Ondan sonra salona gelen, yaptığı çayı ikram eden Şükriye’nin
hoşnutsuzluğu yüzünden kolaylıkla anlaşılıyordu. İkna olmamıştı; ama çaresiz
bir kabulleniş vardı tavırlarında.
***
Engin’in
konukluğu süresince kalacağı daha önce tanımadığı bu insanların evinde küçük
bir odası vardı artık. Zaman zaman yatılı gelen akrabaların misafir edildiği,
çocuk odası diye tabir edilen küçük odalardan…
Belki de bu
genç çiftin ileride olacak çocuklarının uyuyacağını hayal ettikleri bir oda.
Tek kişilik
bir yatak, bir komodin, bir koltuk, yerde küçük bir halı ve elbiselerini
koyabileceği iki kapılı bir dolap… Ancak Engin’in dolaba koyacak elbiseleri
bile yoktu. Öylesine hazırlıksız ve acele gelmişlerdi. Allahtan Turan’la
bedenleri neredeyse aynıydı. Onun pijamalarından birini verdiler.
Sesli ifade
edilmese bile herkesin arzuladığı şey, bu konukluğun olabildiğince kısa
sürmesiydi.
Sabahları
erken saatlerde Turan ve Şükriye, işe gitmek için evden çıkıyorlardı. Bazen
beraber, bazen ayrı ayrı... Beraber çıktıklarında Turan, arabasıyla Şükriye’yi
işine bırakıyordu. Ama Şükriye, genellikle bankanın servisiyle işe gitmeyi
tercih ediyordu.
Engin için
yapılacak en iyi şey uyku süresini uzun tutmaktı. Aylaklık yaptığı uzun bir
tatildeydi adeta.
Kalktığında
da banyoda elini yüzünü yıkadıktan, mutfakta Şükriye’nin masada bıraktığı
kahvaltılıkları yedikten sonra masayı toplayıp temizleyip yine odasına
dönüyordu.
Evin içinde çok dolaşmıyordu zaten; odası, banyo ve
mutfak arasında geçen bir hayatı vardı. Ayaklarının ucuna basa basa yürüyordu.
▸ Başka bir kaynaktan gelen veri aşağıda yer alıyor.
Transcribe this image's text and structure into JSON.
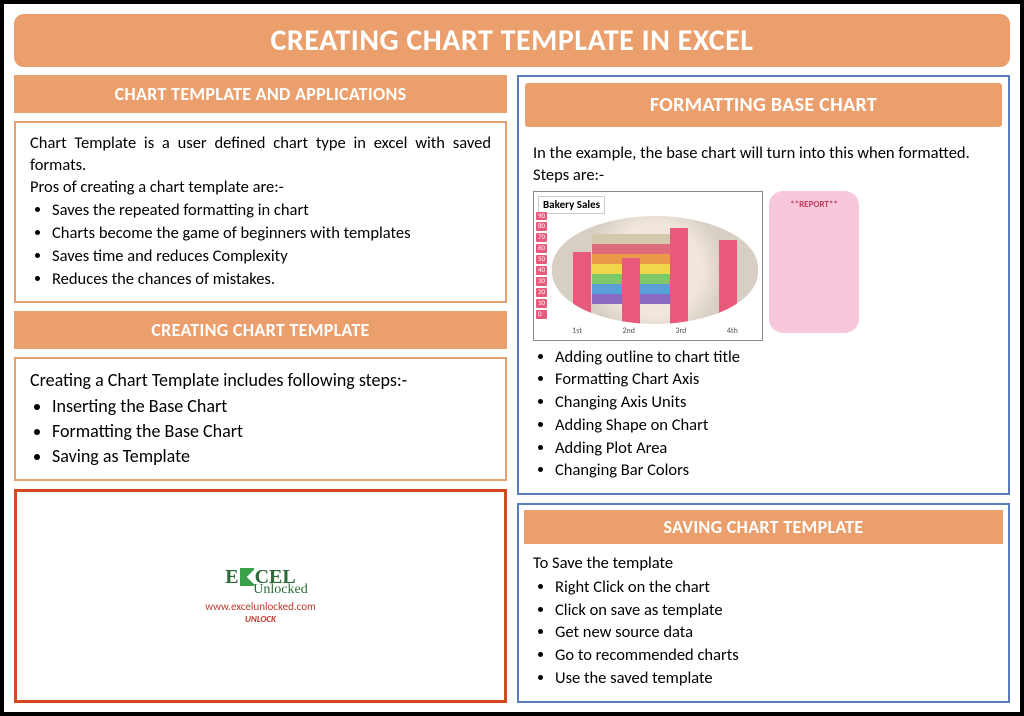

Sessizlik ana kuraldı. Bunun için de terlik giymiyor, çoraplarıyla geziniyordu.
Komşuların, kapıcının Turan ve Şükriye işe gittikten sonra evde birisinin
kaldığını anlamamaları gerekiyordu. Kapı çaldığında iyice sessizleşiyordu,
kendisi için olmadığını biliyordu; yolunu şaşırmış bir komşu, servis için gelen
kapıcı ya da bir seyyar satıcı olabilirdi. Veya postacı; ama onun için
gelinmediği kesindi.
Fakat ya gelenler onun izini bulan polislerse!?.. Bu
düşünce aklına gelince kapıdaki kişi ya da kişilerin uzaklaştığına ikna
oluncaya kadar korkudan kaskatı kesiliyor, nefesini tutup bekliyordu.
İlk birkaç
gün içinde apartman sesleri konusunda uzmanlaşmıştı. Kimseyi görmese de
seslerden apartman içinde olan bitenleri anlayabiliyordu. Üst katlardan birinde
oturan komşunun kızının piyano derslerinin ne zaman olduğunu biliyordu artık.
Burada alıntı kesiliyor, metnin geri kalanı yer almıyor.